If Paula came out and admitted doping, I would be COMPLETELY shocked, and would once again, have to commit hari kari to restore honor to my family name.With Lance we had 100 warning signs from friends, colleagues, competitors, of a very powerful athlete in bed with his policing federation. We have none of this with Paula.For me, the science is just not a mere administrative hurdle for organizations to be allowed to sanction her.The altitude threshold of suspicion is around 110. Paula regularly trained at altitude, and only some of her worst scores hovered around this threshold (two below, and only one above). (The Sunday Times published no others -- so presumably they are all below 103). They only require confirmation that they look like altitude values, and that she reported it on the form. Given that the 2003 and 2005 were taken too early, after a heavy effort (Schumacher told us in a paper that we should wait two hours), this can also add up to 8-10 points to the Off-score, and must be considered and compensated (usually the points are rejected).While some insist on stressing the value of being able to call these values "suspicious", because they exceeded some initial pre-screening population threshold. This is a hollow victory, because the values would be discarded at the next step of the ABP evaluation -- expert opinion. On the contrary, for me, these values are confirmation that Paula did NOT blood dope. Blood doping looks like what the Russians did -- RBC values of 18, and off-scores of 130-150, not the altitude values of 15-16 and 110.
cleans wrote:
rekrunner wrote:Paula might be clean, guilty, or in the middle. You can debate all you want.
My contribution is that the pre-2009 data, especially the borderline altitude threshold scores we've seen, cannot be reliably used to confirm guilty suspicions. If the RBC values were 18 rather than 15, and the scores were 130-150+, rather than 110-115, then I would agree the case against her is much stronger. This is a defense for a proper interpretation of the data, rather than a defense of Paula's innocence.

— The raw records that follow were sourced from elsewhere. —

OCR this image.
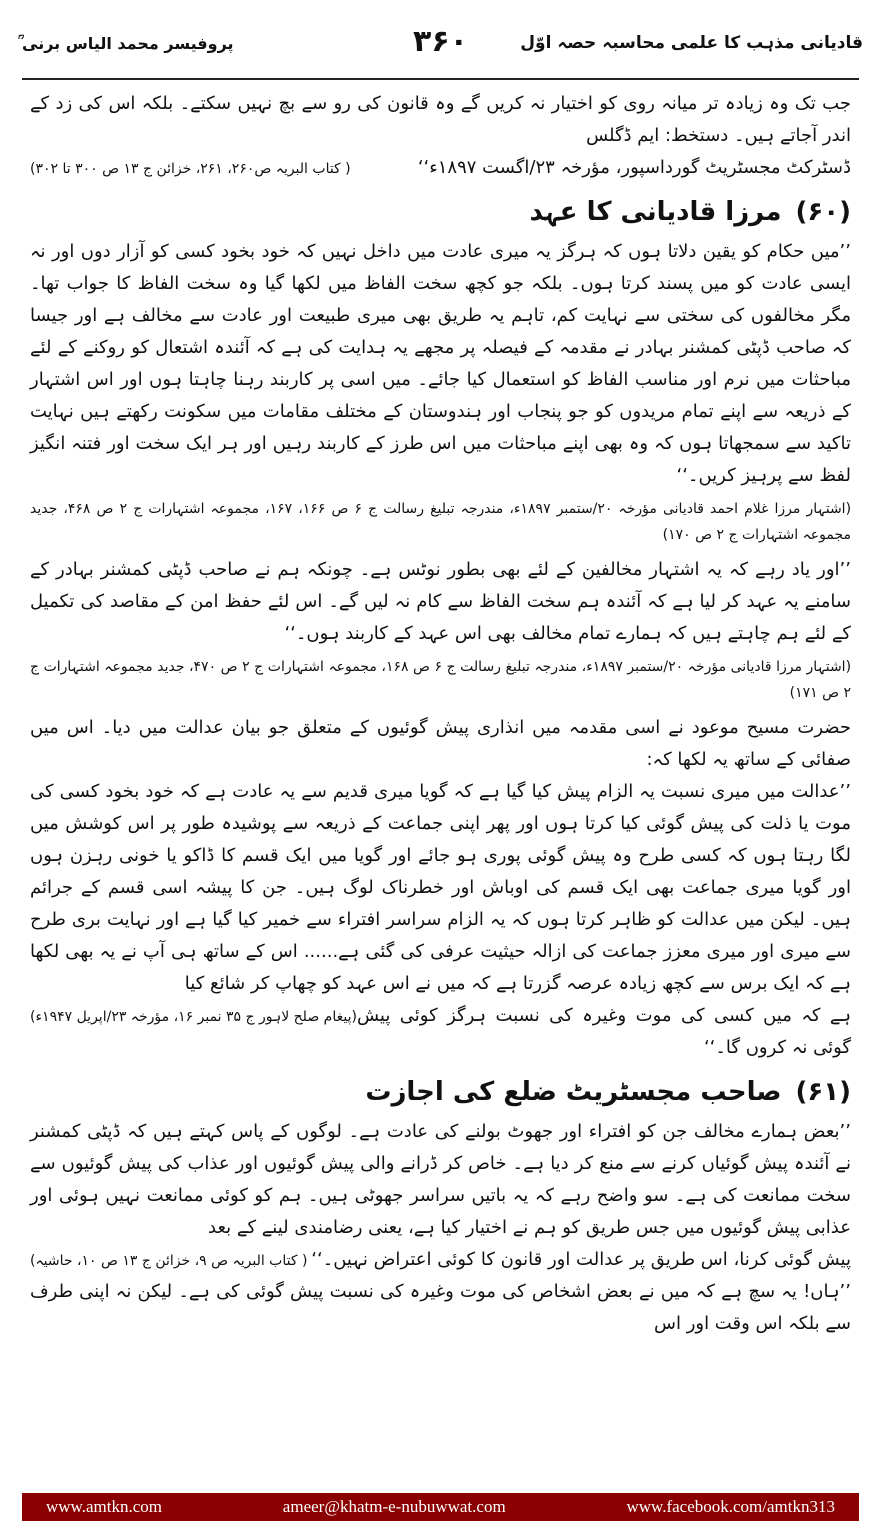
قادیانی مذہب کا علمی محاسبہ حصہ اوّل
۳۶۰
پروفیسر محمد الیاس برنی ؒ

جب تک وہ زیادہ تر میانہ روی کو اختیار نہ کریں گے وہ قانون کی رو سے بچ نہیں سکتے۔ بلکہ اس کی زد کے اندر آجاتے ہیں۔ دستخط: ایم ڈگلس

ڈسٹرکٹ مجسٹریٹ گورداسپور، مؤرخہ ۲۳/اگست ۱۸۹۷ء‘‘

( کتاب البریہ ص۲۶۰، ۲۶۱، خزائن ج ۱۳ ص ۳۰۰ تا ۳۰۲)
(۶۰)مرزا قادیانی کا عہد

’’میں حکام کو یقین دلاتا ہوں کہ ہرگز یہ میری عادت میں داخل نہیں کہ خود بخود کسی کو آزار دوں اور نہ ایسی عادت کو میں پسند کرتا ہوں۔ بلکہ جو کچھ سخت الفاظ میں لکھا گیا وہ سخت الفاظ کا جواب تھا۔ مگر مخالفوں کی سختی سے نہایت کم، تاہم یہ طریق بھی میری طبیعت اور عادت سے مخالف ہے اور جیسا کہ صاحب ڈپٹی کمشنر بہادر نے مقدمہ کے فیصلہ پر مجھے یہ ہدایت کی ہے کہ آئندہ اشتعال کو روکنے کے لئے مباحثات میں نرم اور مناسب الفاظ کو استعمال کیا جائے۔ میں اسی پر کاربند رہنا چاہتا ہوں اور اس اشتہار کے ذریعہ سے اپنے تمام مریدوں کو جو پنجاب اور ہندوستان کے مختلف مقامات میں سکونت رکھتے ہیں نہایت تاکید سے سمجھاتا ہوں کہ وہ بھی اپنے مباحثات میں اس طرز کے کاربند رہیں اور ہر ایک سخت اور فتنہ انگیز لفظ سے پرہیز کریں۔‘‘

(اشتہار مرزا غلام احمد قادیانی مؤرخہ ۲۰/ستمبر ۱۸۹۷ء، مندرجہ تبلیغ رسالت ج ۶ ص ۱۶۶، ۱۶۷، مجموعہ اشتہارات ج ۲ ص ۴۶۸، جدید مجموعہ اشتہارات ج ۲ ص ۱۷۰)

’’اور یاد رہے کہ یہ اشتہار مخالفین کے لئے بھی بطور نوٹس ہے۔ چونکہ ہم نے صاحب ڈپٹی کمشنر بہادر کے سامنے یہ عہد کر لیا ہے کہ آئندہ ہم سخت الفاظ سے کام نہ لیں گے۔ اس لئے حفظ امن کے مقاصد کی تکمیل کے لئے ہم چاہتے ہیں کہ ہمارے تمام مخالف بھی اس عہد کے کاربند ہوں۔‘‘

(اشتہار مرزا قادیانی مؤرخہ ۲۰/ستمبر ۱۸۹۷ء، مندرجہ تبلیغ رسالت ج ۶ ص ۱۶۸، مجموعہ اشتہارات ج ۲ ص ۴۷۰، جدید مجموعہ اشتہارات ج ۲ ص ۱۷۱)

حضرت مسیح موعود نے اسی مقدمہ میں انذاری پیش گوئیوں کے متعلق جو بیان عدالت میں دیا۔ اس میں صفائی کے ساتھ یہ لکھا کہ:

’’عدالت میں میری نسبت یہ الزام پیش کیا گیا ہے کہ گویا میری قدیم سے یہ عادت ہے کہ خود بخود کسی کی موت یا ذلت کی پیش گوئی کیا کرتا ہوں اور پھر اپنی جماعت کے ذریعہ سے پوشیدہ طور پر اس کوشش میں لگا رہتا ہوں کہ کسی طرح وہ پیش گوئی پوری ہو جائے اور گویا میں ایک قسم کا ڈاکو یا خونی رہزن ہوں اور گویا میری جماعت بھی ایک قسم کی اوباش اور خطرناک لوگ ہیں۔ جن کا پیشہ اسی قسم کے جرائم ہیں۔ لیکن میں عدالت کو ظاہر کرتا ہوں کہ یہ الزام سراسر افتراء سے خمیر کیا گیا ہے اور نہایت بری طرح سے میری اور میری معزز جماعت کی ازالہ حیثیت عرفی کی گئی ہے...... اس کے ساتھ ہی آپ نے یہ بھی لکھا ہے کہ ایک برس سے کچھ زیادہ عرصہ گزرتا ہے کہ میں نے اس عہد کو چھاپ کر شائع کیا

ہے کہ میں کسی کی موت وغیرہ کی نسبت ہرگز کوئی پیش گوئی نہ کروں گا۔‘‘

(پیغام صلح لاہور ج ۳۵ نمبر ۱۶، مؤرخہ ۲۳/اپریل ۱۹۴۷ء)
(۶۱)صاحب مجسٹریٹ ضلع کی اجازت

’’بعض ہمارے مخالف جن کو افتراء اور جھوٹ بولنے کی عادت ہے۔ لوگوں کے پاس کہتے ہیں کہ ڈپٹی کمشنر نے آئندہ پیش گوئیاں کرنے سے منع کر دیا ہے۔ خاص کر ڈرانے والی پیش گوئیوں اور عذاب کی پیش گوئیوں سے سخت ممانعت کی ہے۔ سو واضح رہے کہ یہ باتیں سراسر جھوٹی ہیں۔ ہم کو کوئی ممانعت نہیں ہوئی اور عذابی پیش گوئیوں میں جس طریق کو ہم نے اختیار کیا ہے، یعنی رضامندی لینے کے بعد

پیش گوئی کرنا، اس طریق پر عدالت اور قانون کا کوئی اعتراض نہیں۔‘‘

( کتاب البریہ ص ۹، خزائن ج ۱۳ ص ۱۰، حاشیہ)

’’ہاں! یہ سچ ہے کہ میں نے بعض اشخاص کی موت وغیرہ کی نسبت پیش گوئی کی ہے۔ لیکن نہ اپنی طرف سے بلکہ اس وقت اور اس

www.amtkn.com	ameer@khatm-e-nubuwwat.com	www.facebook.com/amtkn313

I don't think too many would disagree with your statement. I have conceded that I don't know enough about the science to determine what is a 'guilty' score. I thought an off-score of 115 meant that there was a 1/1000 chance of the athlete achieving this state by natural means. Thus i had Paula down as 99.9% guilty. But I've been told that it's not that simple, as there can be extenuating circumstances. It seems to me that you think a 130-150+ off-score indicates 'guilty', and I will trust you on that.
Your argument above, though, does contain an item of interest. If an RBC score of 18 is more suspicious score that 15, and a 130-150+ off-score is more suspicious than 110-115, then it follows logically that Paula's scores are more suspicious than lower scores held by other athletes. There is either a sliding scale of suspicion or there isn't.
So, in sum, she is not guilty but her scores are suspicious.
If Paula came out, like Lance Armstrong, and admitted to blood doping, would you be shocked? I'm not sure you would. If that is a correct assumption, then I think I see now where you are coming from, viz. you are keen to underscore the forensic facts of this case/story, which do not conclusively prove that Paula is a doper. I don't think you have set out to prove that Paula is clean.